文字を持たなかった昭和 百七十八(お仏壇のある生活)

 秋のお彼岸も終わったが、お彼岸つながりで書いてきたお仏壇の話題(「お彼岸に寄せて――お仏壇」「同、続き」)をもう少し。

 縷々述べてきたように、お仏壇というかご先祖の居場所がある生活は、母ミヨ子が生まれ育ち、結婚し子育てしていた鹿児島の農村ではしごく当たり前のことだった。当然乍ら、子供(わたし)たちもそれを自然なこととして育った。

 家の規模の大小はあっても、お仏壇はどの家も奥座敷、だが玄関の上がり框(あがりがまち)から見えるところにあった。

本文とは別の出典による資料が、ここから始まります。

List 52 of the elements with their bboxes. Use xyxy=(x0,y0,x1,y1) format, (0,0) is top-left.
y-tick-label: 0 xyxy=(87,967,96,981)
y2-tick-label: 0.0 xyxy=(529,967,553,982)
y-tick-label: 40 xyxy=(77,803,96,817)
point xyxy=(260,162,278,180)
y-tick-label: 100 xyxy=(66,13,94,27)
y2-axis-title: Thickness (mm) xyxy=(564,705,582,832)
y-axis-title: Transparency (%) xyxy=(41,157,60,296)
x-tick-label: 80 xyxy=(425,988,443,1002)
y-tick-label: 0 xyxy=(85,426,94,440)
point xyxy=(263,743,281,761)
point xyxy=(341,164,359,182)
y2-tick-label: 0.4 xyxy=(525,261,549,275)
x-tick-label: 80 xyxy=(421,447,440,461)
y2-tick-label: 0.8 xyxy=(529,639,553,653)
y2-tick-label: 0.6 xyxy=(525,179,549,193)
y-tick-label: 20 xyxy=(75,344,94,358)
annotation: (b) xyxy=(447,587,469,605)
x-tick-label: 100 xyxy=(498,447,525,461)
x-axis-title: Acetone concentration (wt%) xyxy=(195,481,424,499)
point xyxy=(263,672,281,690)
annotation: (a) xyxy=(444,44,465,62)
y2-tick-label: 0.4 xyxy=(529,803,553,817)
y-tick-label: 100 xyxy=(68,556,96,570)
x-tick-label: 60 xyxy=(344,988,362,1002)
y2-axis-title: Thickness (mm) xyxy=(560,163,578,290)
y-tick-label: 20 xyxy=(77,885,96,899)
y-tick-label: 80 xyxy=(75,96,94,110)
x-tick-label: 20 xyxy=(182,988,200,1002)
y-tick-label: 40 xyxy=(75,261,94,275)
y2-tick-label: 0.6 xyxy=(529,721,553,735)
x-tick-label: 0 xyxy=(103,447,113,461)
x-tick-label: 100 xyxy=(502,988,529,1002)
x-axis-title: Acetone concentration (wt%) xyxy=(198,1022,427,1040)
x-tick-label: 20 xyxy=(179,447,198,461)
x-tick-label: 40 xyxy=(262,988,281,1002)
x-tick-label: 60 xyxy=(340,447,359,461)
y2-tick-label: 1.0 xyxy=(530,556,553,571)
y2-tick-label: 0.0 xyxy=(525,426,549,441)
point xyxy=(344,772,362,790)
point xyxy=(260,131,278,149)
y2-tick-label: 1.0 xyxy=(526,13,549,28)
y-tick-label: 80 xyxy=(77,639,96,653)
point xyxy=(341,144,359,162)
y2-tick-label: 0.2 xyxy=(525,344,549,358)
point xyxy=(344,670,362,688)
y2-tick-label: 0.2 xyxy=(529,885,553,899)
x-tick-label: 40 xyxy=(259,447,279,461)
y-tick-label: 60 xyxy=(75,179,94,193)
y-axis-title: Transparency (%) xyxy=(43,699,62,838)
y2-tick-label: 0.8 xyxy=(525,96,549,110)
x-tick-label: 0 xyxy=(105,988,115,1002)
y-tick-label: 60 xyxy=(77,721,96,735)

 地域の人びとどうしの往来が盛んで、出入り口に鍵をかける習慣もなかった時代――というより、引き戸は木製で内側からつっかい棒で戸締りすることはあっても、外から錠を付ける発想も習慣もなかった――、人びとは用事のあるなしにかかわらず、互いの家を気軽に訪問した。そもそも電話が普及する前は、直接会う、出向くしか、連絡の方法はなかったのだ。

 先方のお宅に着いたら、正式な用件のときはご挨拶の前にまず座敷に上がってお仏壇を拝む。先方のご先祖に敬意を表し無事に辿りつけたことに感謝する。お燈明まで灯すかどうかは用件や先方との関係に依ったが、久しぶりの訪問などのときは必ずお燈明を点しお線香を上げさせてもらった。この場合のお線香は持参するのではなく、もちろん先方のお宅のお仏壇に備えてあるものを拝借する。

 それからおもむろに客間に戻り、座布団の用意やお茶の支度がされた座卓に就いて、ひとしきりご挨拶や世間話をしてから、用件を切り出す、という流れだった。

 仏壇のお燈明をすぐ消すかどうかはそれぞれのお宅の習慣があるので、点けたままにしておき、あるじに確認してから消しにいく場合もあったし、消す習慣があると知っているお宅なら
「お燈明は消しましたけど(よかったですよね)」
と断ってから会話に入った。

 これらは、座敷に上がっての訪問の場合。

 立ち話ですむくらいの簡単な用事――回覧板を持ってきた、地域の寄り合いの伝達、ちょっとした伝言などなど――の場合は、玄関の上がり框のところから立ったままでお仏壇に向かって手を合わせて一礼するのが礼儀だった。

 つまり、お仏壇――ご先祖と言い換えてもいい――は自分の家もよその家も同じように敬い、身近に感じるものだったのだ。

 よその家のお仏壇を拝むと、作りや豪華さ、ひらたく言うとお金がかかっているかそうでもないかや、ふだんの手入れ、どんなものをお供えしているか、何よりお仏壇大事にしているかあるいはそうでもないかが子供にもわかって、興味深かった。

 農村でも主婦たちがパートに出るようになり、昼間不在の家がほとんどになった今、事前の「アポイント」なしによそのお宅に出向く人は皆無に近づき、玄関先からでもお仏壇を拝む習慣も希薄になっていることだろう。

 時代の流れと言えばそれまでだが、身近にご先祖様を感じることは、自分がしっかり立っていくためにも大切なことだと思うが、こんなことは昭和の繰り言かもしれない。